In an update posted Monday, Fitrakis said that FreePress has since learned that the software was apparently installed to help simplify the process by which counties report election results to the Secretary of State's system.
Memos circulated among senior staff at the Ohio Secretary of State's office "indicate that this software was never tested because of claims that it is not involved with the tabulation or communication of votes," Fitrakis noted. The software was unilaterally deemed "experimental" in nature by Husted's office and therefore was made exempt from Ohio's testing and certification requirements, he said.
Untested software updates on voting machines are illegal under Ohio law, but "last minute software patches may be deemed 'experimental' because that designation does not require certification and testing," Fitrakis wrote. "By unilaterally deeming this new software "experimental," Secretary of State Husted was able to have the software installed without any review, inspection or certification by anyone," he claimed.
The Ohio Secretary of State's office did not immediately respond to a request for comment.
Speaking with Computerworld, Fitrakis said he filed the lawsuit because Ohio statutes make it clear that all software loaded on election systems must be previously tested and certified. Though Husted's office has tried to make it appear that the software update was such a minor change that it did not require testing, state and federal laws provide no such exception, especially when the update involves so many systems.
"If the software is so benign, they should have given us the contract to inspect," Fitrakis said.
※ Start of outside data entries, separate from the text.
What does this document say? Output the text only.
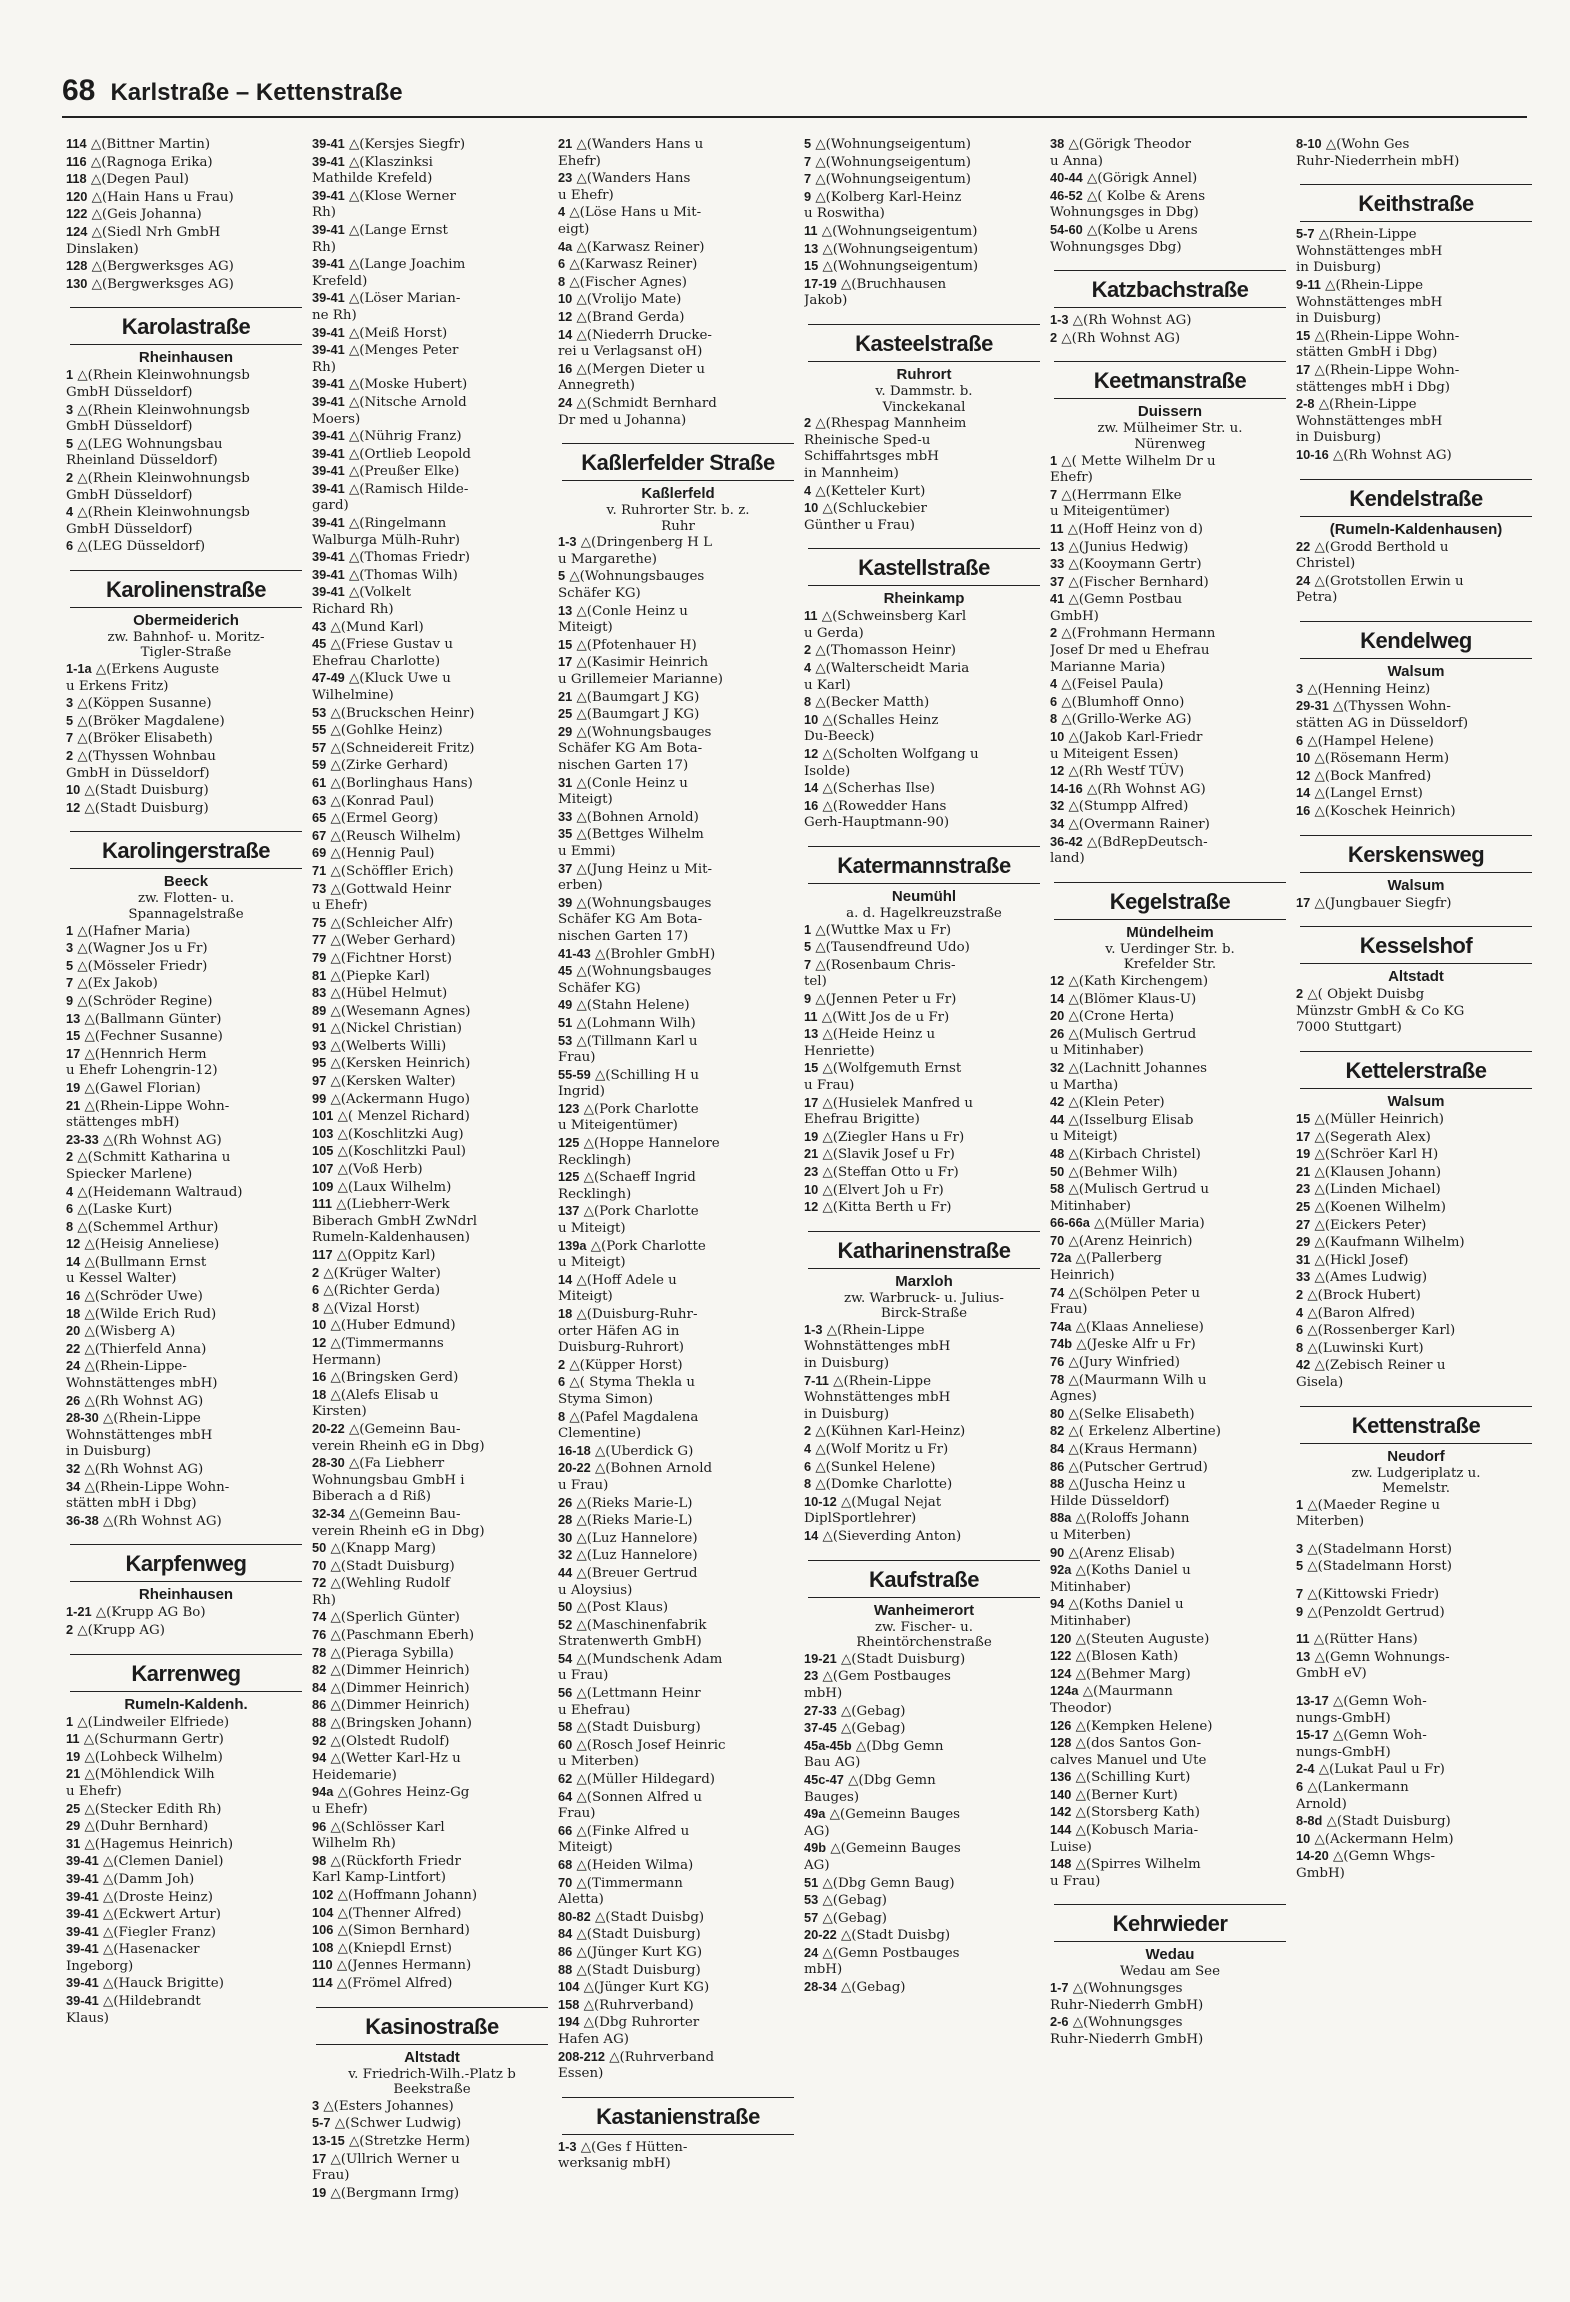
68 Karlstraße – Kettenstraße
114 △(Bittner Martin)
116 △(Ragnoga Erika)
118 △(Degen Paul)
120 △(Hain Hans u Frau)
122 △(Geis Johanna)
124 △(Siedl Nrh GmbH
Dinslaken)
128 △(Bergwerksges AG)
130 △(Bergwerksges AG)
Karolastraße
Rheinhausen
1 △(Rhein Kleinwohnungsb
GmbH Düsseldorf)
3 △(Rhein Kleinwohnungsb
GmbH Düsseldorf)
5 △(LEG Wohnungsbau
Rheinland Düsseldorf)
2 △(Rhein Kleinwohnungsb
GmbH Düsseldorf)
4 △(Rhein Kleinwohnungsb
GmbH Düsseldorf)
6 △(LEG Düsseldorf)
Karolinenstraße
Obermeiderich
zw. Bahnhof- u. Moritz-
Tigler-Straße
1-1a △(Erkens Auguste
u Erkens Fritz)
3 △(Köppen Susanne)
5 △(Bröker Magdalene)
7 △(Bröker Elisabeth)
2 △(Thyssen Wohnbau
GmbH in Düsseldorf)
10 △(Stadt Duisburg)
12 △(Stadt Duisburg)
Karolingerstraße
Beeck
zw. Flotten- u.
Spannagelstraße
1 △(Hafner Maria)
3 △(Wagner Jos u Fr)
5 △(Mösseler Friedr)
7 △(Ex Jakob)
9 △(Schröder Regine)
13 △(Ballmann Günter)
15 △(Fechner Susanne)
17 △(Hennrich Herm
u Ehefr Lohengrin-12)
19 △(Gawel Florian)
21 △(Rhein-Lippe Wohn-
stättenges mbH)
23-33 △(Rh Wohnst AG)
2 △(Schmitt Katharina u
Spiecker Marlene)
4 △(Heidemann Waltraud)
6 △(Laske Kurt)
8 △(Schemmel Arthur)
12 △(Heisig Anneliese)
14 △(Bullmann Ernst
u Kessel Walter)
16 △(Schröder Uwe)
18 △(Wilde Erich Rud)
20 △(Wisberg A)
22 △(Thierfeld Anna)
24 △(Rhein-Lippe-
Wohnstättenges mbH)
26 △(Rh Wohnst AG)
28-30 △(Rhein-Lippe
Wohnstättenges mbH
in Duisburg)
32 △(Rh Wohnst AG)
34 △(Rhein-Lippe Wohn-
stätten mbH i Dbg)
36-38 △(Rh Wohnst AG)
Karpfenweg
Rheinhausen
1-21 △(Krupp AG Bo)
2 △(Krupp AG)
Karrenweg
Rumeln-Kaldenh.
1 △(Lindweiler Elfriede)
11 △(Schurmann Gertr)
19 △(Lohbeck Wilhelm)
21 △(Möhlendick Wilh
u Ehefr)
25 △(Stecker Edith Rh)
29 △(Duhr Bernhard)
31 △(Hagemus Heinrich)
39-41 △(Clemen Daniel)
39-41 △(Damm Joh)
39-41 △(Droste Heinz)
39-41 △(Eckwert Artur)
39-41 △(Fiegler Franz)
39-41 △(Hasenacker
Ingeborg)
39-41 △(Hauck Brigitte)
39-41 △(Hildebrandt
Klaus)
39-41 △(Kersjes Siegfr)
39-41 △(Klaszinksi
Mathilde Krefeld)
39-41 △(Klose Werner
Rh)
39-41 △(Lange Ernst
Rh)
39-41 △(Lange Joachim
Krefeld)
39-41 △(Löser Marian-
ne Rh)
39-41 △(Meiß Horst)
39-41 △(Menges Peter
Rh)
39-41 △(Moske Hubert)
39-41 △(Nitsche Arnold
Moers)
39-41 △(Nührig Franz)
39-41 △(Ortlieb Leopold
39-41 △(Preußer Elke)
39-41 △(Ramisch Hilde-
gard)
39-41 △(Ringelmann
Walburga Mülh-Ruhr)
39-41 △(Thomas Friedr)
39-41 △(Thomas Wilh)
39-41 △(Volkelt
Richard Rh)
43 △(Mund Karl)
45 △(Friese Gustav u
Ehefrau Charlotte)
47-49 △(Kluck Uwe u
Wilhelmine)
53 △(Bruckschen Heinr)
55 △(Gohlke Heinz)
57 △(Schneidereit Fritz)
59 △(Zirke Gerhard)
61 △(Borlinghaus Hans)
63 △(Konrad Paul)
65 △(Ermel Georg)
67 △(Reusch Wilhelm)
69 △(Hennig Paul)
71 △(Schöffler Erich)
73 △(Gottwald Heinr
u Ehefr)
75 △(Schleicher Alfr)
77 △(Weber Gerhard)
79 △(Fichtner Horst)
81 △(Piepke Karl)
83 △(Hübel Helmut)
89 △(Wesemann Agnes)
91 △(Nickel Christian)
93 △(Welberts Willi)
95 △(Kersken Heinrich)
97 △(Kersken Walter)
99 △(Ackermann Hugo)
101 △( Menzel Richard)
103 △(Koschlitzki Aug)
105 △(Koschlitzki Paul)
107 △(Voß Herb)
109 △(Laux Wilhelm)
111 △(Liebherr-Werk
Biberach GmbH ZwNdrl
Rumeln-Kaldenhausen)
117 △(Oppitz Karl)
2 △(Krüger Walter)
6 △(Richter Gerda)
8 △(Vizal Horst)
10 △(Huber Edmund)
12 △(Timmermanns
Hermann)
16 △(Bringsken Gerd)
18 △(Alefs Elisab u
Kirsten)
20-22 △(Gemeinn Bau-
verein Rheinh eG in Dbg)
28-30 △(Fa Liebherr
Wohnungsbau GmbH i
Biberach a d Riß)
32-34 △(Gemeinn Bau-
verein Rheinh eG in Dbg)
50 △(Knapp Marg)
70 △(Stadt Duisburg)
72 △(Wehling Rudolf
Rh)
74 △(Sperlich Günter)
76 △(Paschmann Eberh)
78 △(Pieraga Sybilla)
82 △(Dimmer Heinrich)
84 △(Dimmer Heinrich)
86 △(Dimmer Heinrich)
88 △(Bringsken Johann)
92 △(Olstedt Rudolf)
94 △(Wetter Karl-Hz u
Heidemarie)
94a △(Gohres Heinz-Gg
u Ehefr)
96 △(Schlösser Karl
Wilhelm Rh)
98 △(Rückforth Friedr
Karl Kamp-Lintfort)
102 △(Hoffmann Johann)
104 △(Thenner Alfred)
106 △(Simon Bernhard)
108 △(Kniepdl Ernst)
110 △(Jennes Hermann)
114 △(Frömel Alfred)
Kasinostraße
Altstadt
v. Friedrich-Wilh.-Platz b
Beekstraße
3 △(Esters Johannes)
5-7 △(Schwer Ludwig)
13-15 △(Stretzke Herm)
17 △(Ullrich Werner u
Frau)
19 △(Bergmann Irmg)
21 △(Wanders Hans u
Ehefr)
23 △(Wanders Hans
u Ehefr)
4 △(Löse Hans u Mit-
eigt)
4a △(Karwasz Reiner)
6 △(Karwasz Reiner)
8 △(Fischer Agnes)
10 △(Vrolijo Mate)
12 △(Brand Gerda)
14 △(Niederrh Drucke-
rei u Verlagsanst oH)
16 △(Mergen Dieter u
Annegreth)
24 △(Schmidt Bernhard
Dr med u Johanna)
Kaßlerfelder Straße
Kaßlerfeld
v. Ruhrorter Str. b. z.
Ruhr
1-3 △(Dringenberg H L
u Margarethe)
5 △(Wohnungsbauges
Schäfer KG)
13 △(Conle Heinz u
Miteigt)
15 △(Pfotenhauer H)
17 △(Kasimir Heinrich
u Grillemeier Marianne)
21 △(Baumgart J KG)
25 △(Baumgart J KG)
29 △(Wohnungsbauges
Schäfer KG Am Bota-
nischen Garten 17)
31 △(Conle Heinz u
Miteigt)
33 △(Bohnen Arnold)
35 △(Bettges Wilhelm
u Emmi)
37 △(Jung Heinz u Mit-
erben)
39 △(Wohnungsbauges
Schäfer KG Am Bota-
nischen Garten 17)
41-43 △(Brohler GmbH)
45 △(Wohnungsbauges
Schäfer KG)
49 △(Stahn Helene)
51 △(Lohmann Wilh)
53 △(Tillmann Karl u
Frau)
55-59 △(Schilling H u
Ingrid)
123 △(Pork Charlotte
u Miteigentümer)
125 △(Hoppe Hannelore
Recklingh)
125 △(Schaeff Ingrid
Recklingh)
137 △(Pork Charlotte
u Miteigt)
139a △(Pork Charlotte
u Miteigt)
14 △(Hoff Adele u
Miteigt)
18 △(Duisburg-Ruhr-
orter Häfen AG in
Duisburg-Ruhrort)
2 △(Küpper Horst)
6 △( Styma Thekla u
Styma Simon)
8 △(Pafel Magdalena
Clementine)
16-18 △(Uberdick G)
20-22 △(Bohnen Arnold
u Frau)
26 △(Rieks Marie-L)
28 △(Rieks Marie-L)
30 △(Luz Hannelore)
32 △(Luz Hannelore)
44 △(Breuer Gertrud
u Aloysius)
50 △(Post Klaus)
52 △(Maschinenfabrik
Stratenwerth GmbH)
54 △(Mundschenk Adam
u Frau)
56 △(Lettmann Heinr
u Ehefrau)
58 △(Stadt Duisburg)
60 △(Rosch Josef Heinric
u Miterben)
62 △(Müller Hildegard)
64 △(Sonnen Alfred u
Frau)
66 △(Finke Alfred u
Miteigt)
68 △(Heiden Wilma)
70 △(Timmermann
Aletta)
80-82 △(Stadt Duisbg)
84 △(Stadt Duisburg)
86 △(Jünger Kurt KG)
88 △(Stadt Duisburg)
104 △(Jünger Kurt KG)
158 △(Ruhrverband)
194 △(Dbg Ruhrorter
Hafen AG)
208-212 △(Ruhrverband
Essen)
Kastanienstraße
1-3 △(Ges f Hütten-
werksanig mbH)
5 △(Wohnungseigentum)
7 △(Wohnungseigentum)
7 △(Wohnungseigentum)
9 △(Kolberg Karl-Heinz
u Roswitha)
11 △(Wohnungseigentum)
13 △(Wohnungseigentum)
15 △(Wohnungseigentum)
17-19 △(Bruchhausen
Jakob)
Kasteelstraße
Ruhrort
v. Dammstr. b.
Vinckekanal
2 △(Rhespag Mannheim
Rheinische Sped-u
Schiffahrtsges mbH
in Mannheim)
4 △(Ketteler Kurt)
10 △(Schluckebier
Günther u Frau)
Kastellstraße
Rheinkamp
11 △(Schweinsberg Karl
u Gerda)
2 △(Thomasson Heinr)
4 △(Walterscheidt Maria
u Karl)
8 △(Becker Matth)
10 △(Schalles Heinz
Du-Beeck)
12 △(Scholten Wolfgang u
Isolde)
14 △(Scherhas Ilse)
16 △(Rowedder Hans
Gerh-Hauptmann-90)
Katermannstraße
Neumühl
a. d. Hagelkreuzstraße
1 △(Wuttke Max u Fr)
5 △(Tausendfreund Udo)
7 △(Rosenbaum Chris-
tel)
9 △(Jennen Peter u Fr)
11 △(Witt Jos de u Fr)
13 △(Heide Heinz u
Henriette)
15 △(Wolfgemuth Ernst
u Frau)
17 △(Husielek Manfred u
Ehefrau Brigitte)
19 △(Ziegler Hans u Fr)
21 △(Slavik Josef u Fr)
23 △(Steffan Otto u Fr)
10 △(Elvert Joh u Fr)
12 △(Kitta Berth u Fr)
Katharinenstraße
Marxloh
zw. Warbruck- u. Julius-
Birck-Straße
1-3 △(Rhein-Lippe
Wohnstättenges mbH
in Duisburg)
7-11 △(Rhein-Lippe
Wohnstättenges mbH
in Duisburg)
2 △(Kühnen Karl-Heinz)
4 △(Wolf Moritz u Fr)
6 △(Sunkel Helene)
8 △(Domke Charlotte)
10-12 △(Mugal Nejat
DiplSportlehrer)
14 △(Sieverding Anton)
Kaufstraße
Wanheimerort
zw. Fischer- u.
Rheintörchenstraße
19-21 △(Stadt Duisburg)
23 △(Gem Postbauges
mbH)
27-33 △(Gebag)
37-45 △(Gebag)
45a-45b △(Dbg Gemn
Bau AG)
45c-47 △(Dbg Gemn
Bauges)
49a △(Gemeinn Bauges
AG)
49b △(Gemeinn Bauges
AG)
51 △(Dbg Gemn Baug)
53 △(Gebag)
57 △(Gebag)
20-22 △(Stadt Duisbg)
24 △(Gemn Postbauges
mbH)
28-34 △(Gebag)
38 △(Görigk Theodor
u Anna)
40-44 △(Görigk Annel)
46-52 △( Kolbe & Arens
Wohnungsges in Dbg)
54-60 △(Kolbe u Arens
Wohnungsges Dbg)
Katzbachstraße
1-3 △(Rh Wohnst AG)
2 △(Rh Wohnst AG)
Keetmanstraße
Duissern
zw. Mülheimer Str. u.
Nürenweg
1 △( Mette Wilhelm Dr u
Ehefr)
7 △(Herrmann Elke
u Miteigentümer)
11 △(Hoff Heinz von d)
13 △(Junius Hedwig)
33 △(Kooymann Gertr)
37 △(Fischer Bernhard)
41 △(Gemn Postbau
GmbH)
2 △(Frohmann Hermann
Josef Dr med u Ehefrau
Marianne Maria)
4 △(Feisel Paula)
6 △(Blumhoff Onno)
8 △(Grillo-Werke AG)
10 △(Jakob Karl-Friedr
u Miteigent Essen)
12 △(Rh Westf TÜV)
14-16 △(Rh Wohnst AG)
32 △(Stumpp Alfred)
34 △(Overmann Rainer)
36-42 △(BdRepDeutsch-
land)
Kegelstraße
Mündelheim
v. Uerdinger Str. b.
Krefelder Str.
12 △(Kath Kirchengem)
14 △(Blömer Klaus-U)
20 △(Crone Herta)
26 △(Mulisch Gertrud
u Mitinhaber)
32 △(Lachnitt Johannes
u Martha)
42 △(Klein Peter)
44 △(Isselburg Elisab
u Miteigt)
48 △(Kirbach Christel)
50 △(Behmer Wilh)
58 △(Mulisch Gertrud u
Mitinhaber)
66-66a △(Müller Maria)
70 △(Arenz Heinrich)
72a △(Pallerberg
Heinrich)
74 △(Schölpen Peter u
Frau)
74a △(Klaas Anneliese)
74b △(Jeske Alfr u Fr)
76 △(Jury Winfried)
78 △(Maurmann Wilh u
Agnes)
80 △(Selke Elisabeth)
82 △( Erkelenz Albertine)
84 △(Kraus Hermann)
86 △(Putscher Gertrud)
88 △(Juscha Heinz u
Hilde Düsseldorf)
88a △(Roloffs Johann
u Miterben)
90 △(Arenz Elisab)
92a △(Koths Daniel u
Mitinhaber)
94 △(Koths Daniel u
Mitinhaber)
120 △(Steuten Auguste)
122 △(Blosen Kath)
124 △(Behmer Marg)
124a △(Maurmann
Theodor)
126 △(Kempken Helene)
128 △(dos Santos Gon-
calves Manuel und Ute
136 △(Schilling Kurt)
140 △(Berner Kurt)
142 △(Storsberg Kath)
144 △(Kobusch Maria-
Luise)
148 △(Spirres Wilhelm
u Frau)
Kehrwieder
Wedau
Wedau am See
1-7 △(Wohnungsges
Ruhr-Niederrh GmbH)
2-6 △(Wohnungsges
Ruhr-Niederrh GmbH)
8-10 △(Wohn Ges
Ruhr-Niederrhein mbH)
Keithstraße
5-7 △(Rhein-Lippe
Wohnstättenges mbH
in Duisburg)
9-11 △(Rhein-Lippe
Wohnstättenges mbH
in Duisburg)
15 △(Rhein-Lippe Wohn-
stätten GmbH i Dbg)
17 △(Rhein-Lippe Wohn-
stättenges mbH i Dbg)
2-8 △(Rhein-Lippe
Wohnstättenges mbH
in Duisburg)
10-16 △(Rh Wohnst AG)
Kendelstraße
(Rumeln-Kaldenhausen)
22 △(Grodd Berthold u
Christel)
24 △(Grotstollen Erwin u
Petra)
Kendelweg
Walsum
3 △(Henning Heinz)
29-31 △(Thyssen Wohn-
stätten AG in Düsseldorf)
6 △(Hampel Helene)
10 △(Rösemann Herm)
12 △(Bock Manfred)
14 △(Langel Ernst)
16 △(Koschek Heinrich)
Kerskensweg
Walsum
17 △(Jungbauer Siegfr)
Kesselshof
Altstadt
2 △( Objekt Duisbg
Münzstr GmbH & Co KG
7000 Stuttgart)
Kettelerstraße
Walsum
15 △(Müller Heinrich)
17 △(Segerath Alex)
19 △(Schröer Karl H)
21 △(Klausen Johann)
23 △(Linden Michael)
25 △(Koenen Wilhelm)
27 △(Eickers Peter)
29 △(Kaufmann Wilhelm)
31 △(Hickl Josef)
33 △(Ames Ludwig)
2 △(Brock Hubert)
4 △(Baron Alfred)
6 △(Rossenberger Karl)
8 △(Luwinski Kurt)
42 △(Zebisch Reiner u
Gisela)
Kettenstraße
Neudorf
zw. Ludgeriplatz u.
Memelstr.
1 △(Maeder Regine u
Miterben)
3 △(Stadelmann Horst)
5 △(Stadelmann Horst)
7 △(Kittowski Friedr)
9 △(Penzoldt Gertrud)
11 △(Rütter Hans)
13 △(Gemn Wohnungs-
GmbH eV)
13-17 △(Gemn Woh-
nungs-GmbH)
15-17 △(Gemn Woh-
nungs-GmbH)
2-4 △(Lukat Paul u Fr)
6 △(Lankermann
Arnold)
8-8d △(Stadt Duisburg)
10 △(Ackermann Helm)
14-20 △(Gemn Whgs-
GmbH)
Fitrakis said the biggest concern with using untested software is that there is no way of knowing how susceptible it might be to hacking and tampering.
"Who know what's in the code ... and whether or not it creates an opportunity to alter election results. There's a reason you test and certify," he said.
Even if the software is not directly installed on voting machines, it is still troubling, according to election watcher Brad Friedman, who maintains a blog chronicling election issues. "Since the software is installed directly onto the central tabulator machines, where it can affect --- either accidentally, or by design --- the main results of an entire county's election," the software is worrisome, Friedman wrote in his blog Monday.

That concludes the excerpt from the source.